2) WHO IS HONEST? Remember, I am talking about the onlookers and would- be judges here, not the participants in whatever the scandal was. Honesty means honesty in looking at the charges and trying to figure out exactly what was done and, if it was wrong, where it stands--on its own--as a misdeed. I add that honesty includes being willing to discover that the alleged misdeed was not a misdeed at all and to say so even when the political advantage goes with joining the condemnation.
The point is that there is always a great scarcity of such persons around when things get hot in Washington. Palship and partisanship and self-interest tend to prevail. Thus, from those who manifestly know better come the great tortured arguments, the nitpickings, the so's-your-old-mans, and the cries (perfected in our times) that since no actual prosecutable crime has been proven, no wrongdoing could have been done. These days in Washington you can hear Clinton loyalists arguing that all the illegal money hefting and laundering of which the Democrats are accused is very similar to and thus no worse than the Nixon campaign's schlepping around of suitcases full of hundreds of thousands of dollars. This is a defense?

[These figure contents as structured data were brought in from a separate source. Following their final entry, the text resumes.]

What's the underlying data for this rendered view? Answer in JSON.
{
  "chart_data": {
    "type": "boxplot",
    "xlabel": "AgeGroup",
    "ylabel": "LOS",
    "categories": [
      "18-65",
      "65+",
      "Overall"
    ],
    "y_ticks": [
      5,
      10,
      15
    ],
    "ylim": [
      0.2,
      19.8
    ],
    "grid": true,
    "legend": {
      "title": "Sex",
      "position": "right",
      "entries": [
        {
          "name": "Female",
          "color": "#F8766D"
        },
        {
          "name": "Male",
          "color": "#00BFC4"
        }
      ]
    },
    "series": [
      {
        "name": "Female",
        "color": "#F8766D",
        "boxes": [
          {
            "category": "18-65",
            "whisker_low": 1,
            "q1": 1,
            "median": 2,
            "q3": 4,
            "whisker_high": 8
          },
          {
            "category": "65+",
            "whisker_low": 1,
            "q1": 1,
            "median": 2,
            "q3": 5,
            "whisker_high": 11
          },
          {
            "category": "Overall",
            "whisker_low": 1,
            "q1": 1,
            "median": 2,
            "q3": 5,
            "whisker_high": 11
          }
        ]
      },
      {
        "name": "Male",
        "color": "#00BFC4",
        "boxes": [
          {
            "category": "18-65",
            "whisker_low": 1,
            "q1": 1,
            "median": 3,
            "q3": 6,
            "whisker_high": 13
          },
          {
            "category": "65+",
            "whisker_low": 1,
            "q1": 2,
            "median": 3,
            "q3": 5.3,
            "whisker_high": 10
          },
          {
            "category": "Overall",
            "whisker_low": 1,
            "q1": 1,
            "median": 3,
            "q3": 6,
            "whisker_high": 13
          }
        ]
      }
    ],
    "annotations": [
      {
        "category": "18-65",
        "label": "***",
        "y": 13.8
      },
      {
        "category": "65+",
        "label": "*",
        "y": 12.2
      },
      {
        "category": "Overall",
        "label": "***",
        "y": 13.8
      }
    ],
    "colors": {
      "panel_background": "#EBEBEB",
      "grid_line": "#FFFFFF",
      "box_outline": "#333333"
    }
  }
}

3) WHO IS INDEPENDENT? I was going to say "brave," but "independent" will do. It avoids that ludicrous self-dramatization whereby politicians claim bravery for themselves and award it to others for simply doing the right thing and taking a little heat for it--as if that were synonymous with rushing into a burning building and saving a child. Leaders should be expected to try to do the right thing and to be independent about it. Independence is not disloyalty to one's party or friends or even benefactors; rightly understood and exercised in this context, it is insistence on loyalty to the principles that supposedly have joined one with them in the first place.
In most all of the scandals that have lighted up the Washington sky in recent years there have been such people, a few hardy, independent souls who, when independence was clearly morally required, refused to be bound and gagged in deference to the party line or, conversely, programmed and sent forth to parrot it to their own suppressed discomfort and shame. I'm not talking of showboats here, but of people for whom honesty was finally not an option to be considered, but an obligation to be fulfilled. They may not do well with their buddies in the present, but they do well by their reputations for the future--and their peace of mind.
We will shortly see how many such there are on the scene--independent, honest, unimplicated and willing to take on the scandals straight. I hold out hope for some, though not exactly a thundering herd. Political Washington may have adopted all sorts of rhetoric about the need for restoring traditional, right-and-wrong standards in American life. But this city remains an invincible bastion of situational ethics.